元致宁心头一软,忽然伸手环住他,将脸埋进他温热的胸口,声音闷闷的:“不算……对不起,让你独自等了那么久。”
“不要抱歉。”傅峡舟轻轻捋着元致宁的头发,“喜欢你让我感到很幸福,以及,我也不是一直一个人在等。”
“什么……”元致宁猛地抬起头,但他求知的想法马上被傅峡舟接下来的话打断。
“我们第一次见面是在一个很热很热的夏天,你在台上,我在台下……”
傅峡舟放缓语调,将那段尘封许久的往事,缓缓讲给他听。
–
傅峡舟对初二的记忆素来模糊。彼时距离中考尚远,刚入学时的新鲜劲早已消磨殆尽,日复一日的生活平淡乏味,没什么值得特别铭记的。
他每天都在学习,有时候也在电脑面前瞎捣鼓,出门一般是和人约好了去打球,生活两点一线。
以至于初二都快过完了,他最有印象的是班里转坏了的风扇,因为学校选择见死不救,他们顶着六月的热浪在闷热的没有任何冷空气的教室里待了半天。
好在下午他不用继续留在教室了——
学校作为市中学生歌手比赛决赛场地,每个班选了几个学生去当观众。
傅峡舟对这些比赛本来是没兴趣的,他觉得还不如留在教室里多上一会儿自习,但那天教室里实在太热了,他决定去会议室吹吹空调。

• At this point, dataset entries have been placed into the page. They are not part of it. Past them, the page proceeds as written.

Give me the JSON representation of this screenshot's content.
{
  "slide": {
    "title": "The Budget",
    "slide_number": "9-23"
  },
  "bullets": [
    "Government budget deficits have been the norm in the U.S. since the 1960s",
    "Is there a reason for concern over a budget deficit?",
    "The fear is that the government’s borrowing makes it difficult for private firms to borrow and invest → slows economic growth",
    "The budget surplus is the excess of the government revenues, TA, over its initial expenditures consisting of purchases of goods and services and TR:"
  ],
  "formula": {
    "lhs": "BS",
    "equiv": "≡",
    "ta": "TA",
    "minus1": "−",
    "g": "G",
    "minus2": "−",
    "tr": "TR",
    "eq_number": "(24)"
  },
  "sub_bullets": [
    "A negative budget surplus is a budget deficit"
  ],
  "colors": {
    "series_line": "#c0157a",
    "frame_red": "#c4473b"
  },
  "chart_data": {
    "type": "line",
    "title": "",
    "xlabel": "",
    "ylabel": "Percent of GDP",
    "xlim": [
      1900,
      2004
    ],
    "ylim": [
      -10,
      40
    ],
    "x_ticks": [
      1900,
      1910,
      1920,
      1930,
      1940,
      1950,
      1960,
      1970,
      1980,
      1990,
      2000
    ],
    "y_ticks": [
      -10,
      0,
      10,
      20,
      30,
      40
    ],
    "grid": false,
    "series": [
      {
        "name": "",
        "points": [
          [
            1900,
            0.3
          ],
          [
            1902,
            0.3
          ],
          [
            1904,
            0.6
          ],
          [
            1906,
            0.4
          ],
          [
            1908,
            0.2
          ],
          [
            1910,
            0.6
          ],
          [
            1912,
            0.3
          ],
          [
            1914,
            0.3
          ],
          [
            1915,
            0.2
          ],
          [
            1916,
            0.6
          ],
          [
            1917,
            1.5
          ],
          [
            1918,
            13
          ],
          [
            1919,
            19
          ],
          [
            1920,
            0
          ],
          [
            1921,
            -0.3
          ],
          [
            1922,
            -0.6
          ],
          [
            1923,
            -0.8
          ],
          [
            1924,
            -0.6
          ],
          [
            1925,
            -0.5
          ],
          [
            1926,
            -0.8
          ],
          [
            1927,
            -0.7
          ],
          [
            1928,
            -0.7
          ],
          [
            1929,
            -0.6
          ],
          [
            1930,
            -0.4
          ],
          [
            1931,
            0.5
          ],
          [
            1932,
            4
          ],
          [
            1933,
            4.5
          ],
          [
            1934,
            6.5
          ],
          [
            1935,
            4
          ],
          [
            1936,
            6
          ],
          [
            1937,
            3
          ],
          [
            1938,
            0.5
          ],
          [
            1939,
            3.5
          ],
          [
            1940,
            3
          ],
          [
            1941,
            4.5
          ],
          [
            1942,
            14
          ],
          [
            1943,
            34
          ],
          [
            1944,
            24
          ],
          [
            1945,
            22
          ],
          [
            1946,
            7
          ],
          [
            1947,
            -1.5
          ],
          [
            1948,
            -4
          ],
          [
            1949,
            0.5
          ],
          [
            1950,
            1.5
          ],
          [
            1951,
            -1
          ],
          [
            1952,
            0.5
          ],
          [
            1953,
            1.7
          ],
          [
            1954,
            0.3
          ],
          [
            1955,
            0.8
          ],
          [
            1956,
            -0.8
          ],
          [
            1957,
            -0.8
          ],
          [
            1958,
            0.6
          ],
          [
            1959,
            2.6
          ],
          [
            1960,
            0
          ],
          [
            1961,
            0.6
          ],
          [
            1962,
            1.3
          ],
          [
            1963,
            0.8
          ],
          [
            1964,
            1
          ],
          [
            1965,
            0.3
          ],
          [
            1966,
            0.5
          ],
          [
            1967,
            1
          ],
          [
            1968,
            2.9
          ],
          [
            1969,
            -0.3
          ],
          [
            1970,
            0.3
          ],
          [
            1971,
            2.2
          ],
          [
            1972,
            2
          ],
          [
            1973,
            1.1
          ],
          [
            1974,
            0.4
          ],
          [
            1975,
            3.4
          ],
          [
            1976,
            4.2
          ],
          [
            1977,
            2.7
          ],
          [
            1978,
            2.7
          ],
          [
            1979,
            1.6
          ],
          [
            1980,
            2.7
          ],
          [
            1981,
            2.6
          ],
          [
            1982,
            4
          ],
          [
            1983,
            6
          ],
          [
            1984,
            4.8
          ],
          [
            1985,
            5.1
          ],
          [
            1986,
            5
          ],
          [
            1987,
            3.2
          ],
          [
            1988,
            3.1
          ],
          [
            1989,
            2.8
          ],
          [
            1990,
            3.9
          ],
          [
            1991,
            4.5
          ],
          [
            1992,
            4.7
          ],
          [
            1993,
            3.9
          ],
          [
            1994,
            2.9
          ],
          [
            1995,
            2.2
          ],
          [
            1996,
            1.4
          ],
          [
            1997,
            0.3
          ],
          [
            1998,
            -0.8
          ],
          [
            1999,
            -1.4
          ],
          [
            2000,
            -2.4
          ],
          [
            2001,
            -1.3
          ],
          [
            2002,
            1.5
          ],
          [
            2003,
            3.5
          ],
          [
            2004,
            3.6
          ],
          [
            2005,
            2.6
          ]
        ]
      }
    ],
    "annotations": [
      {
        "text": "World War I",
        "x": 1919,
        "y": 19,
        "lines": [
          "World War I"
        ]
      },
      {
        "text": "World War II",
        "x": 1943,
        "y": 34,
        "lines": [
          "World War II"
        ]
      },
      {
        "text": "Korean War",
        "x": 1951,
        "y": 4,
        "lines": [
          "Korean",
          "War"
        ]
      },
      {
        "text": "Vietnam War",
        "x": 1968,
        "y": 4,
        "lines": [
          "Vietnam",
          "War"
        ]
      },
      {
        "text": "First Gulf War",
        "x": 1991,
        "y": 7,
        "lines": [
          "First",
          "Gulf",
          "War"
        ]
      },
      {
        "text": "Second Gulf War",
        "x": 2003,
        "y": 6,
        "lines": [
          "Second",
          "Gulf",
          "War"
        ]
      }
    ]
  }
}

但去吹空调不代表自己要去认真观赛,他总觉得这种比赛很畸形,为了拿奖,中学生要打扮得完全不像学生,唱一些自己不懂的深沉的歌。
他带了高一的数学习题册,一边听一边写。
“下面有请37号选手元致宁为我们带来民谣《月儿谣》。”
“大家好,我带来的歌曲是《月儿谣》。”
那人的声音很清亮,和其他人刻意夹着嗓子拖长音调不一样。
像一片薄荷叶。
傅峡舟抬头看了一眼。
少年刚鞠躬起身,视线恰好与他相撞,元致宁弯眼朝他浅浅一笑,本就清丽的眉眼瞬间亮得晃眼。
他长得很……漂亮,傅峡舟不知道用这样的词来形容男生会不会太冒犯,但他的语言已经匮乏到了除此之外再也想不出其他词的境地。
他的五官很精致,皮肤很白,眼睛大大的,鼻头小小的,还带着些没褪下去的脸颊肉——除了漂亮,也许可爱也很合适。
傅峡舟突然低下头。
他也不知道自己为什么要低头,他难道为此感到心虚了吗——他的心现在跳得好快——可他什么都没做。
应该只是突发事件吧,傅峡舟反思,应该是自己睡得太少,做得题太多,心脏抗议了。
一定是这样。
他低头看题,那几个数列扭曲地不成样子,等一曲终了,他的稿纸上只新增了一句歌词:
“月儿弯弯流水潺潺,伴我岁岁年年安。”
37号……
元致宁。
这个名字好熟悉,似乎是联考时总和他抢争第一的那位。
这是什么?
是缘分吧。
傅峡舟想,这就是缘分。
他将手放在自己的胸口上。
–
傅峡舟的妈妈是一名耽美小说作者,据白某人说他家全靠祁女士的稿费才过得这么滋润。
傅峡舟点点头,哦哦哦个不停。
但这也不是祁女士祸害他的理由。
她每次都要把自己出版的bl小说拿给傅峡舟看,哦不,逼着他看,他还得编出千八百字来恭维她。
但傅峡舟其实更想花千八百字吐槽她。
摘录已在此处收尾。